Boris Johnson’s announcement yesterday may have come as a huge relief to the British public, but scientists are not so sure. They are warning ministers that tighter restrictions will be needed during the months of autumn and winter.
An assessment conducted by the Scientific Advisory Group for Emergencies (SAGE) stated that a surge in cases will come with several major risks, even if hospitalisations and deaths are low. They said:
[Tighter restrictions] makes it easier to prevent a return to rapid growth in the epidemic which could lead to the NHS being overwhelmed.
Lower infection rates will also reduce impact of post-Covid syndromes and allow more NHS capacity to be used for routine care.
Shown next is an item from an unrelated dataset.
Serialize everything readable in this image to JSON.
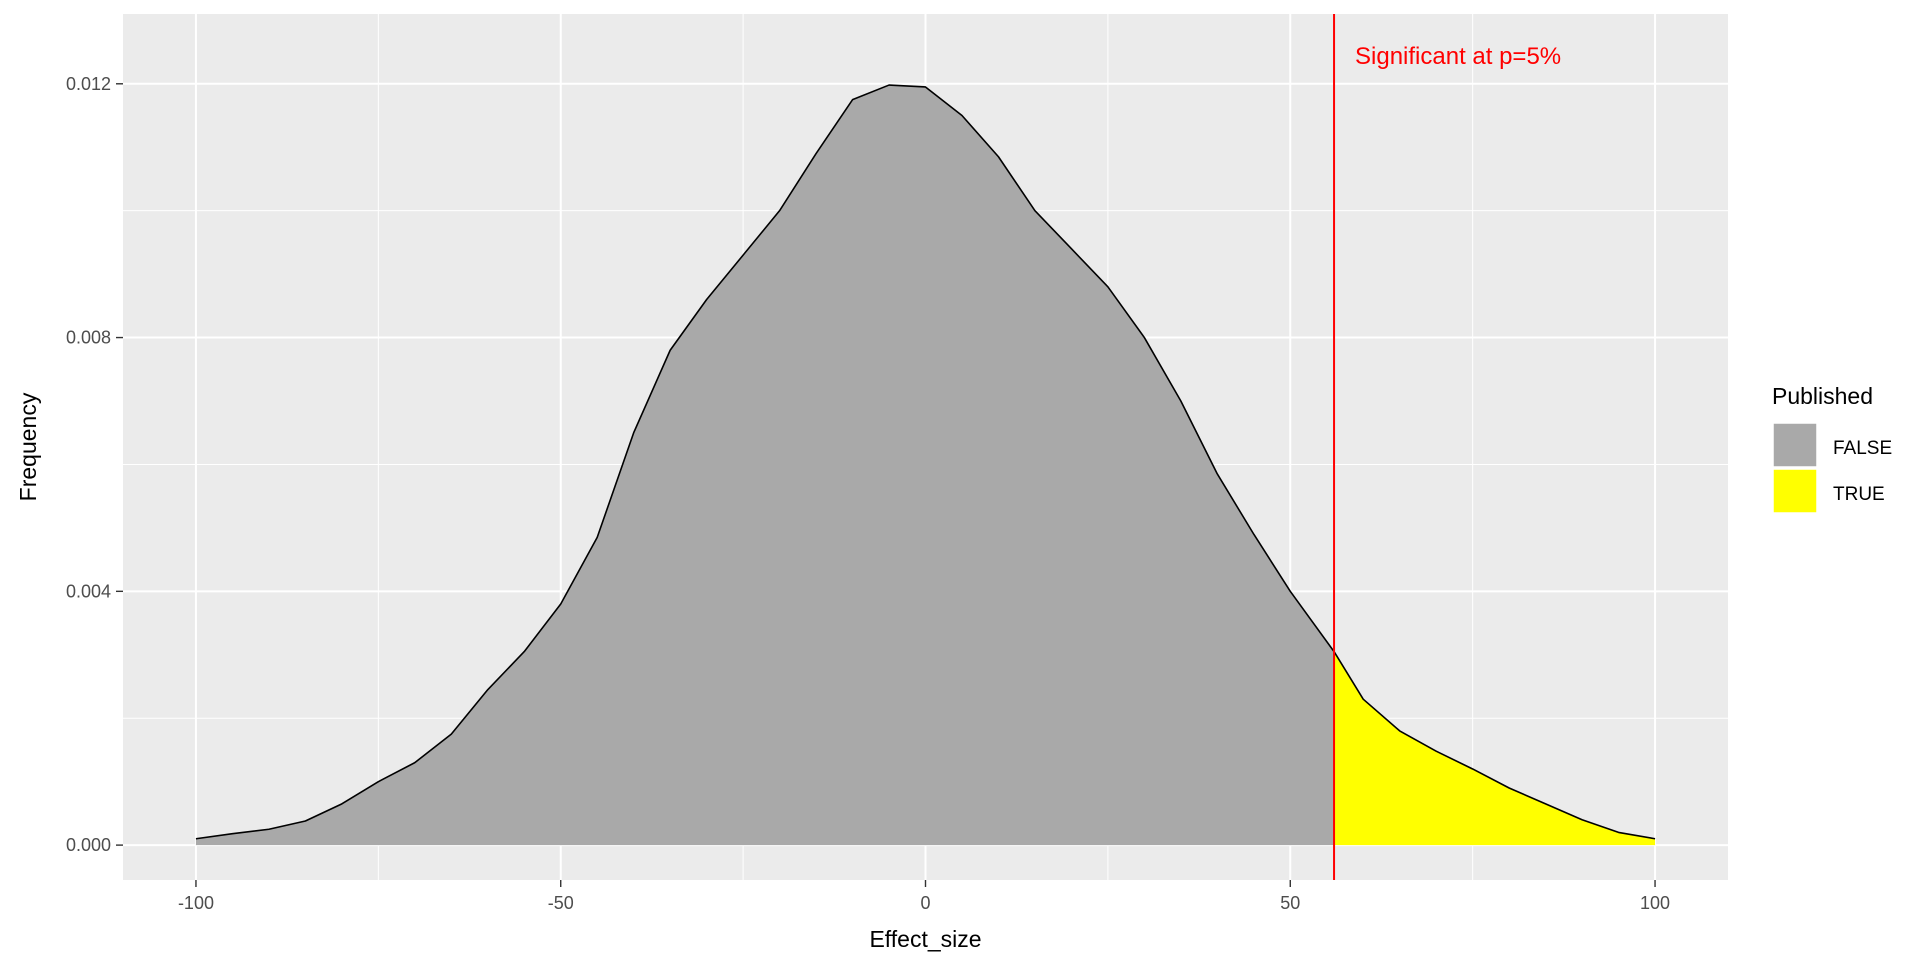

There is significant risk in allowing prevalence to rise, even if hospitalisations and deaths are kept low by vaccination.
Their concern is that if a vaccine-evading variant spreads in the UK, strict regulations will have to be put in place for a much longer period of time.
To prevent this from happening, SAGE has advised that some ‘baseline measures’ should remain intact. They've identified that wearing face masks have been a 'highly effective' long-term option that reduces the spread of the virus, and they suggest people to continue covering up their face despite the new freedoms. They've also said that the work-from-home order should be maintained and everyone should self-isolate when they feel sick or are tested positive. The group has established that these baseline precautions are crucial especially as the colder monthsapproach. The group said:
Stronger measures may be desirable for autumn and winter.
During a press conference on Monday, the PM did not rule out the possibility that stricter measures could make a comeback in the following months. He said:
We will continue to monitor the data, and retain contingency measures to help manage the virus during higher risk periods, such as the winter.
We will place an emphasis on strengthened guidance, and do everything possible to avoid reimposing restrictions with all the costs that they bring.